Even though the art of apprehending grave robbers may have been lost, I realised I did not have long before the grieving relatives would at least begin to tentatively question my motives. Therefore I ran as speedily as my age of 25 would allow me, juggling the corpse so as to keep it fresh and supple. I had not reckoned on the spikes upon the locked gates, I will admit, and had to resort to mashing bits of the corpse onto some of them to act as cushions when I leapt from the tree that allowed me over the fence and back into the wider part of the city. Deciding that I would make my aquaintence with this no longer living fellow brief, because I knew he had the obligation of his funeral to fulfil at some point, I decided to take him to Riley's because the food was cheaper and faster than most other cafes.

When we found a good table for two, a table such as a 46 year old and his corpse might meet at for a quick chat, I asked him about his life with tact, and dedicated myself to understanding his responses exactly.

"So, how the devil are you then, guy?" I asked, as charmingly as I could.

He gave me an icy stare, the like of which I have not seen since I begged Prince Phillip for some cheap thrills in a Japanese hotel called "The Greek Fool".

"Erm…", I stalled, being put off by his attitude so far "would you like a cake? The battenburg is quite good here. Well, it's not good, exactly, but it's easier overall than the Dundee cake."

This time he stared at me with a penetrative ease, his pupils reminding me of collapsed sun systems. I got him a slice of battenburg.

"How's the old WIFE?" I asked, with roguish charm.

My corpse looked back it me with melancholic sadness.

"Oh, I am sorry." I bellowed. "Shall I take you home then?"

"Yes," said the corpse. Well, he didn't say it with his voice, but I knew that's what he was communicating to me with his pleadingly hopeful stare.
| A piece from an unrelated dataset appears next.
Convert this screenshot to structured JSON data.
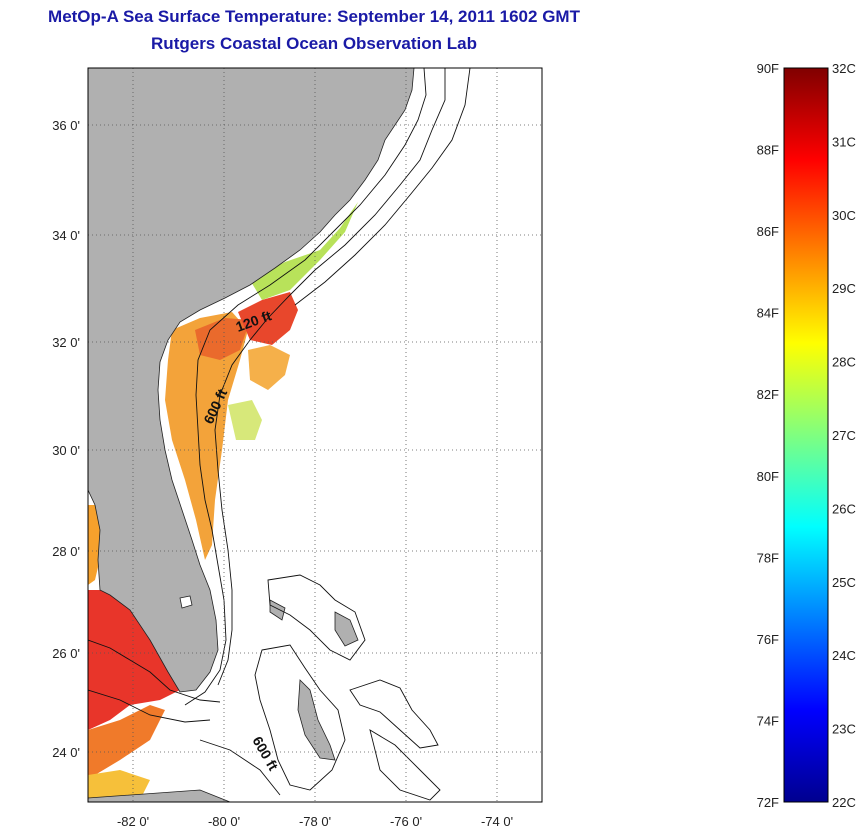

Zooming back to the cemetery with the speed that can only be expected of 97 year olds such as myself, swinging the corpse propeller like about my head, we got back quickly. The pit had been slowly been filling up in my absence, and as it was, when I hurled the body in, only half of him was buried, but the diggers shrugged in a "so?" kind of manner, the like of which I have not seen since I witnessed Margaret Thatcher defecate upon a statue of Winston Churchill in "The Houses of Parliament"; they then walked off. As did I.

When I returned home I put the kettle on, locked up, and then climbed into bed. It had been a long day, and I was very tired!